Captain: "Be quiet both of you!" The ship continues to sink slowly, apparently unnoticed by the bickering officers. Another bang.
Captain: "Dammit! Another rivet! I can't believe no one bothered to check them!"
Navigator: "It's the Engineer's fault!"
Engineer: "Is not!"
Navigator: "Is to!"
You are now convinced, beyond any doubt, that you are going to die. Water will pour into the hull as it unzips, rivet by rivet. Who is going to save you? Certainly not the three witless officers in front of you or the other sailors in the Control Room who seem, somehow, indifferent to the whole drama.
Bizaarly, this all stops abruptly. The Captain, Engineer and Navigator, vehement just a moment ago, suddenly seem to lose interest. The loud bangs stop. The hull appears to no longer be shrinking. The Diving Officer announces "Steady at four hundred feet." The Engineer Officer heads back to the engineering bowels of the submarine.
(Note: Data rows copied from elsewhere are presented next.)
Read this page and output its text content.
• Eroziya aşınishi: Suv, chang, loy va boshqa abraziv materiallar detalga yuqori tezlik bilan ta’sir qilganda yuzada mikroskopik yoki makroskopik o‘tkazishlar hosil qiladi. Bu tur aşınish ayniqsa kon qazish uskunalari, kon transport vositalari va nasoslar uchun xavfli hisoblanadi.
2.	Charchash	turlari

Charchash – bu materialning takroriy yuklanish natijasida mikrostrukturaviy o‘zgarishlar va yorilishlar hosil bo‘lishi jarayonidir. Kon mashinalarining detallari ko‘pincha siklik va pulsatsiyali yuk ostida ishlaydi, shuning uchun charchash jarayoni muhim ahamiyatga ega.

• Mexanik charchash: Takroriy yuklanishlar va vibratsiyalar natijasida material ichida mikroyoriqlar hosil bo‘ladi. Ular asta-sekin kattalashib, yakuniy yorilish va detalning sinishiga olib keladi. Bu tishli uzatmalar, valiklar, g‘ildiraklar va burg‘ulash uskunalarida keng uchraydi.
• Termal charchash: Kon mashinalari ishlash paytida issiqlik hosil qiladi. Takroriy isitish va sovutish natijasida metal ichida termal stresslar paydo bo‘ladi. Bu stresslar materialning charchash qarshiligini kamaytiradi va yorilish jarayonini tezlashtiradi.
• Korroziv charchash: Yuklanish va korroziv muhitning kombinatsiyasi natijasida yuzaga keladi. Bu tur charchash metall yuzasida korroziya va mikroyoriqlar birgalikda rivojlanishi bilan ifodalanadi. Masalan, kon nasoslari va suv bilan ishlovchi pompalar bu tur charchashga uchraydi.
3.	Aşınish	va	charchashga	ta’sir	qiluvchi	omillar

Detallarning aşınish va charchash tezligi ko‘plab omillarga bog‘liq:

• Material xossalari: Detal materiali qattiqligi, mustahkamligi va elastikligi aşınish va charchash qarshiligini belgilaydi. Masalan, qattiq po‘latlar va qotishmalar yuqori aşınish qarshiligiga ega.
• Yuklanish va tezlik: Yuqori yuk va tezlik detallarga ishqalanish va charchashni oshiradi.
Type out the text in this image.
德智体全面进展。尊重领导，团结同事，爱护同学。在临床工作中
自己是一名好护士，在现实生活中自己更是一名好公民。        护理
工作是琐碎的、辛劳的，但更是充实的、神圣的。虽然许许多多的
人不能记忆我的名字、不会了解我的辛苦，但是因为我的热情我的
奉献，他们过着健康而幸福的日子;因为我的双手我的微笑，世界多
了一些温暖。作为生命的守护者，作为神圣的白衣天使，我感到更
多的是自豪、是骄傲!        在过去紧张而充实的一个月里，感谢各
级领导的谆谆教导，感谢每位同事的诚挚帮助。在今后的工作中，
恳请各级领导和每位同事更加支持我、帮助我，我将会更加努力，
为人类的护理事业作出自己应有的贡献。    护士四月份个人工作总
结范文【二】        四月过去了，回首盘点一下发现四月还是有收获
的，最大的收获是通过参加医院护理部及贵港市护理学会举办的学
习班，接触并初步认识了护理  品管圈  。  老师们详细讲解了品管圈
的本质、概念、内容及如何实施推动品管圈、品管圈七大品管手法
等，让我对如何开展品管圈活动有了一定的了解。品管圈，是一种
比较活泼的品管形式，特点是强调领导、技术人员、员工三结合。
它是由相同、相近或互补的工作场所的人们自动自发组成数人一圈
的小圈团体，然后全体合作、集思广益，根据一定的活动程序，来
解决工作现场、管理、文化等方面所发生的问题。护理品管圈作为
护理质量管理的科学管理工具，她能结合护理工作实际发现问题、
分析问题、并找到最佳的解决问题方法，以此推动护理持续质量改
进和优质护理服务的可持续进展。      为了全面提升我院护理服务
This all has such an Alice-down-the-rabbit-hole feel to it that you are not absolutely sure it happened. The Captain turns to you pleasantly and says that lunch will be in an hour in the Wardroom. He goes to his Stateroom. You are free to wander the ship (except for the enginerooms).
If you use your hour before lunch wisely you will spend time with the crew. You will learn that this most closed-mouthed of communities will talk to you if you show a little interest, respect and friendship. You may learn about the complexities of the jobs that even the youngest and least experienced of them have learned to master. You may learn about the brotherhood that they feel for each other. If you are very perceptive and patient you may have a glimmer into why these men do what they do, in the most inhospitable and unforgiving of environments.
You may learn all of these things if you make an effort. You will, then, also learn that there are no hull rivets on a modern submarine and that the bangs are the perfectly normal result of the hull changing shape slightly in response to the water pressure. If you didn't make the effort then that last, small bit of enlightenment will have to be bestowed upon you by some desk-jockey admiral upon your return to shore, who, after all, has to have something useful to occupy his day.